- ChetwoodIM
- Mar 21
- 3 min read
This has been an interesting week of announcements from the major developed market central banks. First off was Jerome Powell, Chair of the US Federal Reserve (Fed). He played quite a good hand – “Recession odds, while higher, aren’t alarming. Inflation, while still sticky, isn’t worth fretting over. And trade policy? It’ll become clear when it becomes clear.” In short, Fed Chair Powell said there’s no reason to do anything with the current path of monetary policy other than wait and see, insinuating maybe it wasn’t going to be that bad after all. But if it is, we will use all of our powers to support markets.
For battered US equity investors, the message was a relief. The S&P 500 Index climbed 1.1%, the biggest Fed-decision day gain since July 2024, while the Nasdaq 100 Index jumped 1.3%, even if the optimism has cooled off a bit since then.
Even bond investors — who often have the opposite reaction to Fed messaging than equity investors — were encouraged by Powell’s stay-the-course tone. They bid up prices, meaning it was the first time in eight months both equities and bonds rose in tandem after a Fed decision.
The Fed are therefore still considering further easing, as and when required, as they feel they still need to get ahead of any potential liquidity concerns that may arise later down the road if growth takes a hit from tariffs and unemployment rises. The market still expects two further rate cuts in 2025. For now, Powell is keeping the Fed powder dry, just in case, and this strikes me as a sensible policy.
As we build up in the UK to next weeks mini budget, sorry, Spring Statement, we hear today that the Telegraph has reported that next week’s figures to be released by the Office of Budget Responsibility (OBR) will cut UK growth expectations for 2025 from 2% to 1%, dealing a blow to Rachel Reeves as she works out how to cut further expenditure, likely focussing on the public sector.
Ahead of the chancellor’s announcement, the Bank of England also kept rates on hold yesterday, while leaving the door open to further reductions this year as it grapples with both global trade tensions and continuing price pressures in the UK. The central bank’s Monetary Policy Committee voted eight to one to leave its benchmark rate unchanged as it reiterated plans to pursue a “gradual and careful” approach to more cuts.
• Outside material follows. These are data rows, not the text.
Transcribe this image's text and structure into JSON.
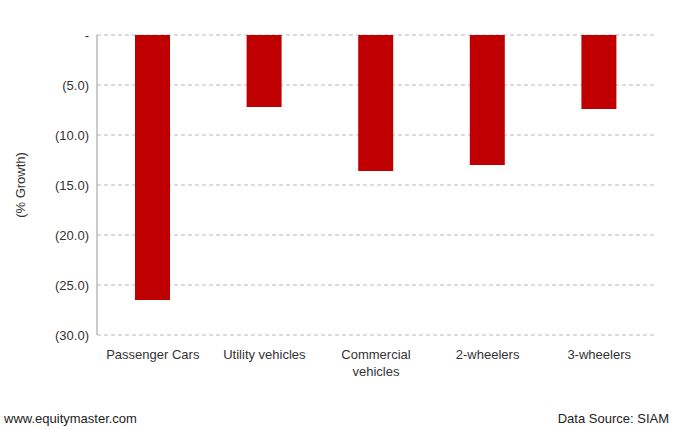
{
  "chart_data": {
    "type": "bar",
    "y_label": "(% Growth)",
    "footer": "www.equitymaster.com",
    "source": "Data Source: SIAM",
    "categories": [
      "Passenger Cars",
      "Utility vehicles",
      "Commercial vehicles",
      "2-wheelers",
      "3-wheelers"
    ],
    "values": [
      -26.5,
      -7.2,
      -13.6,
      -13.0,
      -7.4
    ],
    "color": "#c00000",
    "ylim": [
      -30,
      0
    ],
    "yticks": [
      {
        "value": 0,
        "label": "-"
      },
      {
        "value": -5,
        "label": "(5.0)"
      },
      {
        "value": -10,
        "label": "(10.0)"
      },
      {
        "value": -15,
        "label": "(15.0)"
      },
      {
        "value": -20,
        "label": "(20.0)"
      },
      {
        "value": -25,
        "label": "(25.0)"
      },
      {
        "value": -30,
        "label": "(30.0)"
      }
    ],
    "grid": true
  }
}
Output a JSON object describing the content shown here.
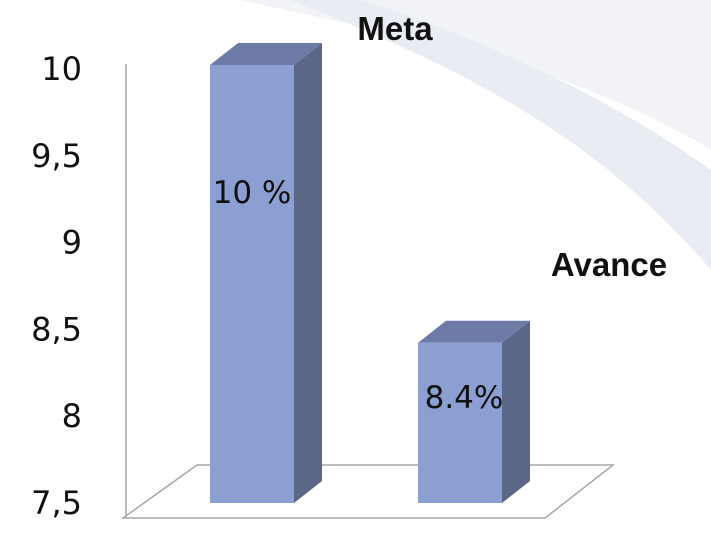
{
  "chart_data": {
    "type": "bar",
    "categories": [
      "Meta",
      "Avance"
    ],
    "values": [
      10,
      8.4
    ],
    "data_labels": [
      "10 %",
      "8.4%"
    ],
    "yticks": [
      "7,5",
      "8",
      "8,5",
      "9",
      "9,5",
      "10"
    ],
    "ylim": [
      7.5,
      10
    ],
    "grid": false,
    "three_d": true,
    "colors": {
      "bar_front": "#8b9fd2",
      "bar_side": "#5c6787",
      "bar_top": "#6d7ba6",
      "axis": "#a6a6a6",
      "background_swoosh": "#e9edf3"
    }
  }
}
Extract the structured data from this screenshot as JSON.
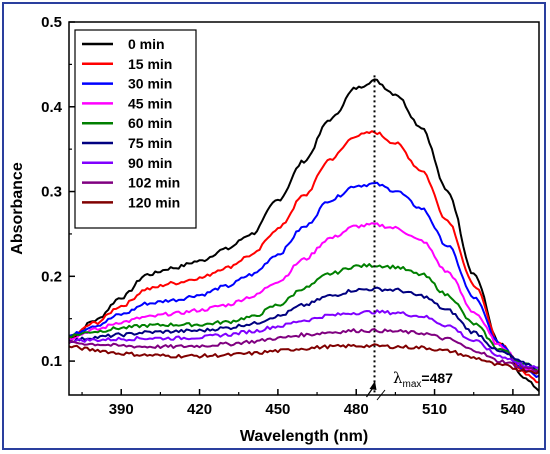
{
  "chart_data": {
    "type": "line",
    "xlabel": "Wavelength (nm)",
    "ylabel": "Absorbance",
    "xlim": [
      370,
      550
    ],
    "ylim": [
      0.06,
      0.5
    ],
    "xticks": [
      390,
      420,
      450,
      480,
      510,
      540
    ],
    "yticks": [
      0.1,
      0.2,
      0.3,
      0.4,
      0.5
    ],
    "legend_position": "top-left",
    "annotation": {
      "symbol": "λ",
      "subscript": "max",
      "value_text": "=487",
      "x": 487
    },
    "x": [
      370,
      380,
      390,
      400,
      410,
      420,
      430,
      440,
      450,
      460,
      470,
      480,
      487,
      495,
      505,
      515,
      525,
      535,
      545,
      550
    ],
    "series": [
      {
        "name": "0 min",
        "color": "#000000",
        "values": [
          0.127,
          0.148,
          0.175,
          0.202,
          0.21,
          0.218,
          0.232,
          0.25,
          0.29,
          0.336,
          0.385,
          0.422,
          0.431,
          0.415,
          0.376,
          0.3,
          0.203,
          0.12,
          0.078,
          0.065
        ]
      },
      {
        "name": "15 min",
        "color": "#ff0000",
        "values": [
          0.128,
          0.145,
          0.165,
          0.185,
          0.192,
          0.198,
          0.21,
          0.225,
          0.256,
          0.295,
          0.338,
          0.366,
          0.37,
          0.357,
          0.325,
          0.266,
          0.19,
          0.121,
          0.086,
          0.076
        ]
      },
      {
        "name": "30 min",
        "color": "#0000ff",
        "values": [
          0.13,
          0.142,
          0.155,
          0.168,
          0.172,
          0.178,
          0.188,
          0.202,
          0.226,
          0.258,
          0.29,
          0.307,
          0.309,
          0.301,
          0.28,
          0.236,
          0.175,
          0.12,
          0.09,
          0.082
        ]
      },
      {
        "name": "45 min",
        "color": "#ff00ff",
        "values": [
          0.127,
          0.137,
          0.146,
          0.152,
          0.156,
          0.16,
          0.166,
          0.176,
          0.194,
          0.22,
          0.245,
          0.259,
          0.261,
          0.257,
          0.242,
          0.205,
          0.158,
          0.118,
          0.092,
          0.086
        ]
      },
      {
        "name": "60 min",
        "color": "#008000",
        "values": [
          0.13,
          0.135,
          0.139,
          0.142,
          0.143,
          0.143,
          0.146,
          0.152,
          0.166,
          0.186,
          0.203,
          0.212,
          0.213,
          0.211,
          0.202,
          0.178,
          0.144,
          0.114,
          0.096,
          0.089
        ]
      },
      {
        "name": "75 min",
        "color": "#000080",
        "values": [
          0.124,
          0.128,
          0.131,
          0.134,
          0.135,
          0.136,
          0.139,
          0.144,
          0.153,
          0.166,
          0.177,
          0.184,
          0.185,
          0.184,
          0.177,
          0.16,
          0.134,
          0.111,
          0.097,
          0.091
        ]
      },
      {
        "name": "90 min",
        "color": "#8000ff",
        "values": [
          0.124,
          0.125,
          0.126,
          0.127,
          0.127,
          0.128,
          0.131,
          0.135,
          0.141,
          0.148,
          0.154,
          0.157,
          0.158,
          0.157,
          0.153,
          0.142,
          0.124,
          0.106,
          0.095,
          0.091
        ]
      },
      {
        "name": "102 min",
        "color": "#800080",
        "values": [
          0.122,
          0.12,
          0.118,
          0.117,
          0.117,
          0.118,
          0.12,
          0.123,
          0.127,
          0.131,
          0.134,
          0.136,
          0.136,
          0.135,
          0.133,
          0.126,
          0.113,
          0.1,
          0.092,
          0.089
        ]
      },
      {
        "name": "120 min",
        "color": "#800000",
        "values": [
          0.117,
          0.113,
          0.109,
          0.107,
          0.106,
          0.106,
          0.107,
          0.109,
          0.112,
          0.115,
          0.117,
          0.118,
          0.118,
          0.117,
          0.116,
          0.112,
          0.104,
          0.095,
          0.089,
          0.087
        ]
      }
    ]
  }
}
Once more, Donald Trump was back to his old tricks (there, I said his name, but I am pleased I at least managed to leave it to the end of this week’s email to start talking about the President). This week he raised the possibility of the US taking control of Ukraine’s nuclear power plants, as part of his push to end Russia’s invasion of Ukraine. The president told his Ukrainian counterpart Zelensky on Wednesday that US expertise could help manage the plants, with American ownership providing “the best protection” for the country’s energy infrastructure. Ukrainian President Zelensky later clarified that their discussion focused solely on a facility currently under Russian control: the Zaporizhzhia nuclear power plant, Europe’s largest. Three years after Russian troops seized the facility, raising fears of a Chernobyl-style disaster in Ukraine, Trump’s proposal has returned it to the spotlight as a potential pillar of a peace deal — one that also seeks to recoup the billions of dollars in US military aid.
The Trump administration could seek to use the plant to help power the extraction of rare and critical minerals that Ukraine holds and Trump wishes to be shared with the US. That deal was meant to be signed earlier this month when Zelenskyy and Trump met in the White House, but the signing ceremony was called off when the two leaders clashed so horribly in the Oval Office. The US President’s latest proposal for Ukraine to transfer control of its power plants mirrors the earlier minerals deal. Trump officials have suggested that US stakes in crucial assets in the country could serve as a form of protection. But Kyiv remains wary as this falls short of the security guarantees it is seeking from the US, and it feels a little bit like they might be being taken advantage of. Heaven forbid.
As usual, there is a great deal going on in investment markets, which is hopefully the opposite of announcements from Rachel Reeves next week that we expect to avoid comment on any further tax changes. US equities are down 10% from their highs earlier in the year and whilst we are pleased with our underweight US, overweight Europe positioning, the investment team stand ready to take advantage of the opportunities that further volatility will offer. Let us keep a close eye on this for you, and please do have a good weekend.